By: Sharon Aron Baron
Let’s throw away the notion that the Woodlands was a retirement community and embrace our new normal: that we’re now a community where many families are raising their children.
It’s been a long road to get people in the habit of buying candy and opening their doors on Halloween night for Trick-or-treaters. Some years there are many, while others there are just a few.
And who wants to get stuck with all that leftover candy? Wink wink.
Tannah Robins wrote this in the hope that more people would participate this year:
Last year we took our son & his friend to Trick or Treating in our community. We went through section 5, 7, 8 and random houses on the boulevard and throughout the community that we saw lights on and had a great time. I haven’t heard much about Halloween this year but we plan to stay in our community again this year and hope that we can all come together and support the children and families here with kids. For us, we will be leaving candy out for kids when we are out or my husband will be home handing it out. Nothing more disappointing for kids to go up to a house full of cars and lights, ring the doorbell, say “trick or treat” and no-one answer.
Please, Please support our kids this Halloween, turn on your lights and pass out candy! Tell us where you are and we will come by! Thank you.

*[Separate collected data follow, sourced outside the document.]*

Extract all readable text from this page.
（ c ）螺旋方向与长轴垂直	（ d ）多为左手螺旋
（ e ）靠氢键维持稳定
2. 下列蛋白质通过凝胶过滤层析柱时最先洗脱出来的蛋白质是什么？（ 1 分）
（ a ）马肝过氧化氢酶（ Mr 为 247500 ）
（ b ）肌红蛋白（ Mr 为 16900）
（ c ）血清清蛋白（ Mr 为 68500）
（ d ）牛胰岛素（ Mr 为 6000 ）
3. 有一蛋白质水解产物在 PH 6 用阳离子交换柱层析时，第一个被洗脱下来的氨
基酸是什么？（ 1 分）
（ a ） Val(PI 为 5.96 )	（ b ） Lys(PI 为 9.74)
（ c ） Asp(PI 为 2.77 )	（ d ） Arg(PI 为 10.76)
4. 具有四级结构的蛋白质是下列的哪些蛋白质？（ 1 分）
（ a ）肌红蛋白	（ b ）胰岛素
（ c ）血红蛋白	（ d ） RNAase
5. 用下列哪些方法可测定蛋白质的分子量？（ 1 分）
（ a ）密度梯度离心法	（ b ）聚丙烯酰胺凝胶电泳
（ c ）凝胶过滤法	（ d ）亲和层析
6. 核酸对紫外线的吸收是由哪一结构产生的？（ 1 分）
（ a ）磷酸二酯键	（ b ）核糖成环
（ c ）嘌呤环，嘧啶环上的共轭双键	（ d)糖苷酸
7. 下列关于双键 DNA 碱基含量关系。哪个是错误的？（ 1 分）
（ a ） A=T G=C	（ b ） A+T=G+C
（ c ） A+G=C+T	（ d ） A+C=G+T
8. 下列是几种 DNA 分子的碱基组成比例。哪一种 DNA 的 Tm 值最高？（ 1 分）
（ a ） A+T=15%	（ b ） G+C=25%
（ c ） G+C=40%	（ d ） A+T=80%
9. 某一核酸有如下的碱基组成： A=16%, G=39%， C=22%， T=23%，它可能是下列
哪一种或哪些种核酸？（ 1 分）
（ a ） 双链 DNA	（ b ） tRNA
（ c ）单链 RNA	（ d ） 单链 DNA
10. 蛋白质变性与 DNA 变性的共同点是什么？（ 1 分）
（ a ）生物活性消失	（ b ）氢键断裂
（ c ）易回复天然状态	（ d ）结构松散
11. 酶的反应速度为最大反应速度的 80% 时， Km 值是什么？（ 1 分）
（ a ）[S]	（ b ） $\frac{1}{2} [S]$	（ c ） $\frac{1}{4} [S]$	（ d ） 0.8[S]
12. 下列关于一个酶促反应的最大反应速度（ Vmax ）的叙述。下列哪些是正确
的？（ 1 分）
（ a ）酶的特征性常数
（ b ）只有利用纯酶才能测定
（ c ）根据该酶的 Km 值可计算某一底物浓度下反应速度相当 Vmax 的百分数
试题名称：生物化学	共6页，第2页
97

Unfortunately, many of our residents don’t participate in the old tradition of trick-or treating, and it isn’t anything new. It’s been a tradition in our country since the late 1950s. One of the biggest problems I hear from many parents is that no one participates in trick-or-treating in the Woodlands. Our families have to go to other communities because many residents either do not give out candy, or parents assume that the children do not trick-or-treat here and don’t even stick around on Halloween night.
Back when I grew up, there wasn’t a single neighbor that didn’t open there door and hand us treats. I carried around a pillowcase to carry home all of my loot.
It was like winning the lottery. The candy lottery!
Why should our own community be any different?
Let’s make some good memories for our next generation and pass out candy one evening each year.
Monday, October 31st is Halloween. Turn on your porch lights and buy a bag of candy and hand it out. Or better yet, sit outside and maybe meet some neighbors trick or treating on their golf carts. Oh yes, and drive slowly too.